Former New York City Mayor Mike Bloomberg has emerged as the most aggressive campaigner in Maine, a state easily carried by Sen. Bernie Sanders in the last presidential caucuses, and his campaign is planning one last get-out-the-vote drive in the Pine Tree State before Super Tuesday.

Sanders, who is from nearby Vermont, is hoping for a repeat performance in Maine, but he’ll need to withstand the charge from Bloomberg, a change in election format and a much more crowded field this time around. Sanders easily defeated the eventual Democratic nominee Hillary Clinton in Maine in 2016, when the state was using the caucus format. On Tuesday, Maine will use the more common primary format.

Bloomberg has visited Maine, opened campaign offices and picked endorsements from former U.S. Reps. Tom Allen and Mike Michaud, adding drama to what had been a sleepy presidential primary season in the state. Maine’s primary will apportion 24 delegates, and most of the candidates have had limited presences in the state.

Bloomberg’s focus on Maine reflects his campaign’s strategy of placing a premium on the the 14 Super Tuesday states, said Zachary Holman, a campaign spokesman.

“We’re really seeing a great amount of support across the state,” Holman said. “We feel like it’s growing.”

The state remains Sanders’ to lose, said Mark Brewer, a political scientist with the University of Maine. The switch to a primary format will result in higher turnout, but that might not change the outcome, as Sanders is popular in Maine and has been buoyed by a recent strong showing in Nevada, he said.

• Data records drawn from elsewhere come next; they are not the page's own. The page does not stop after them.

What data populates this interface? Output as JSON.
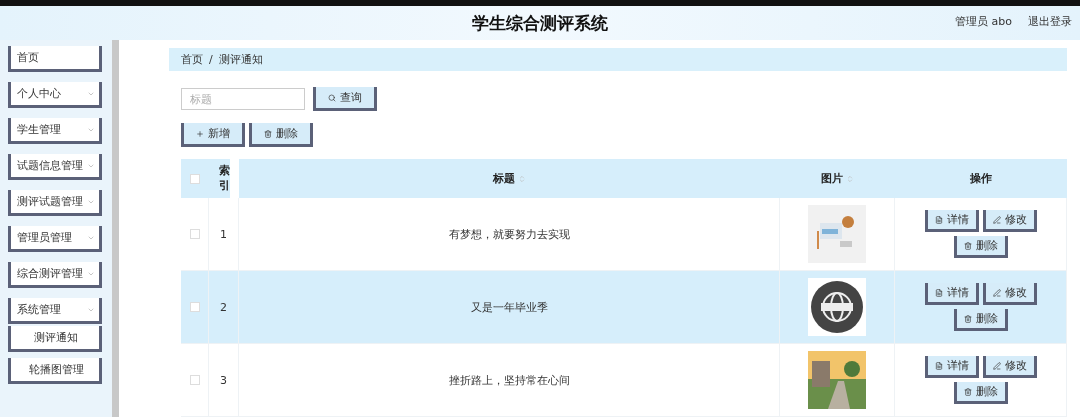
{
  "header": {
    "title": "学生综合测评系统",
    "user": "管理员 abo",
    "logout": "退出登录"
  },
  "sidebar": {
    "items": [
      {
        "label": "首页",
        "kind": "link"
      },
      {
        "label": "个人中心",
        "kind": "menu"
      },
      {
        "label": "学生管理",
        "kind": "menu"
      },
      {
        "label": "试题信息管理",
        "kind": "menu"
      },
      {
        "label": "测评试题管理",
        "kind": "menu"
      },
      {
        "label": "管理员管理",
        "kind": "menu"
      },
      {
        "label": "综合测评管理",
        "kind": "menu"
      },
      {
        "label": "系统管理",
        "kind": "menu",
        "children": [
          {
            "label": "测评通知"
          },
          {
            "label": "轮播图管理"
          }
        ]
      }
    ]
  },
  "breadcrumb": [
    "首页",
    "测评通知"
  ],
  "breadcrumb_separator": "/",
  "search": {
    "placeholder": "标题",
    "button": "查询"
  },
  "actions": [
    {
      "label": "新增",
      "kind": "add"
    },
    {
      "label": "删除",
      "kind": "delete"
    }
  ],
  "table": {
    "all_checked": false,
    "columns": [
      {
        "label": "索引"
      },
      {
        "label": "标题",
        "sortable": true
      },
      {
        "label": "图片",
        "sortable": true
      },
      {
        "label": "操作"
      }
    ],
    "rows": [
      {
        "index": "1",
        "title": "有梦想，就要努力去实现",
        "picture": {
          "kind": "picture"
        },
        "highlighted": false,
        "checked": false,
        "buttons": [
          {
            "label": "详情",
            "kind": "detail"
          },
          {
            "label": "修改",
            "kind": "edit"
          },
          {
            "label": "删除",
            "kind": "delete"
          }
        ]
      },
      {
        "index": "2",
        "title": "又是一年毕业季",
        "picture": {
          "kind": "picture"
        },
        "highlighted": true,
        "checked": false,
        "buttons": [
          {
            "label": "详情",
            "kind": "detail"
          },
          {
            "label": "修改",
            "kind": "edit"
          },
          {
            "label": "删除",
            "kind": "delete"
          }
        ]
      },
      {
        "index": "3",
        "title": "挫折路上，坚持常在心间",
        "picture": {
          "kind": "picture"
        },
        "highlighted": false,
        "checked": false,
        "buttons": [
          {
            "label": "详情",
            "kind": "detail"
          },
          {
            "label": "修改",
            "kind": "edit"
          },
          {
            "label": "删除",
            "kind": "delete"
          }
        ]
      }
    ]
  }
}
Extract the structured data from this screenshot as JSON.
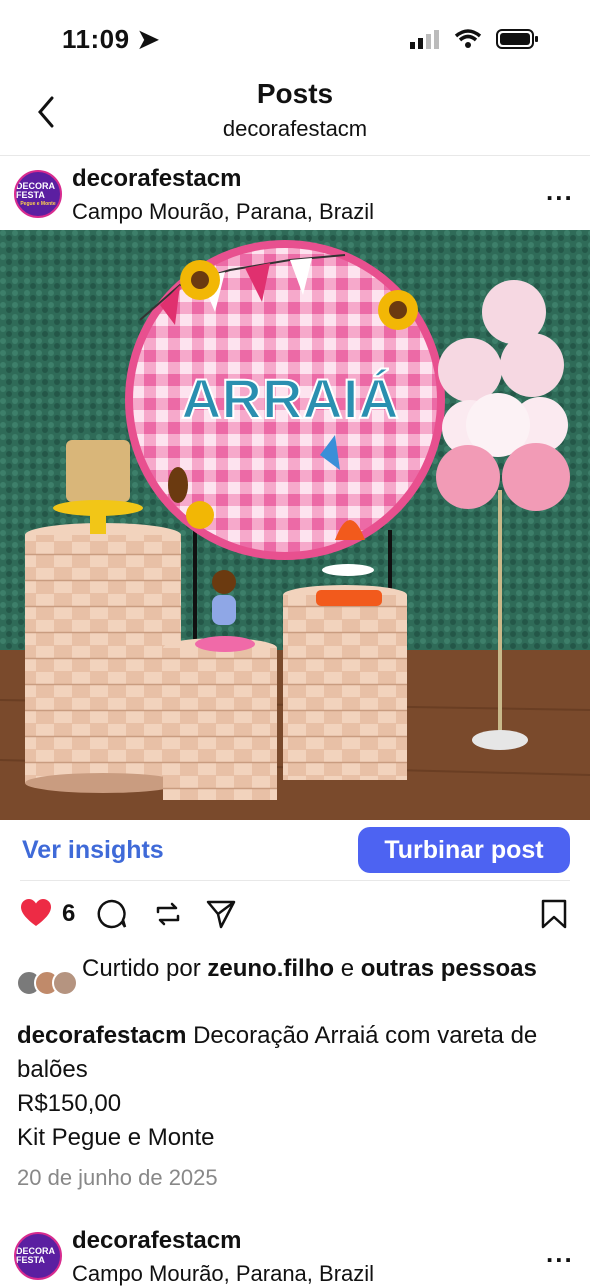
{
  "status_bar": {
    "time": "11:09"
  },
  "nav": {
    "title": "Posts",
    "subtitle": "decorafestacm"
  },
  "post": {
    "account": "decorafestacm",
    "avatar_text": "DECORA FESTA",
    "avatar_subtext": "Pegue e Monte",
    "location": "Campo Mourão, Parana, Brazil",
    "more": "...",
    "photo": {
      "banner_text": "ARRAIÁ",
      "colors": {
        "backdrop": "#2f6b58",
        "panel_pink": "#f06aa8",
        "floor": "#7a4a2c",
        "title_text": "#2a8fb0",
        "balloon_pink": "#f29bb6"
      }
    },
    "insights_label": "Ver insights",
    "boost_label": "Turbinar post",
    "like_count": "6",
    "liked_by_prefix": "Curtido por ",
    "liked_by_user": "zeuno.filho",
    "liked_by_mid": " e ",
    "liked_by_others": "outras pessoas",
    "caption_user": "decorafestacm",
    "caption_text": " Decoração Arraiá com vareta de balões",
    "price": "R$150,00",
    "kit": "Kit Pegue e Monte",
    "date": "20 de junho de 2025"
  },
  "next_post": {
    "account": "decorafestacm",
    "location": "Campo Mourão, Parana, Brazil",
    "avatar_text": "DECORA FESTA",
    "more": "..."
  }
}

“Bernie’s coalition in Nevada surprised a lot of people, including myself,” Brewer said. “You had to figure Maine was going to be a good state for Bernie even before Nevada.”

Another candidate angling for delegates in Maine is Sen. Amy Klobuchar, of Minnesota, who spoke to a packed event Saturday in Portland where she attacked Republican President Trump over “broken promises” and touted her ability to win in the “reddest of red districts.”

Others, including Sanders and former South Bend, Indiana, Mayor Pete Buttigieg, visited the state earlier in the campaign.

On the GOP side, Trump is unopposed on the GOP ballot and there are no official write-in candidates in Maine.

In Maine, the state is using a primary this year after two decades of caucuses. The Maine Legislature decided to switch back to primaries for the first time since 2000.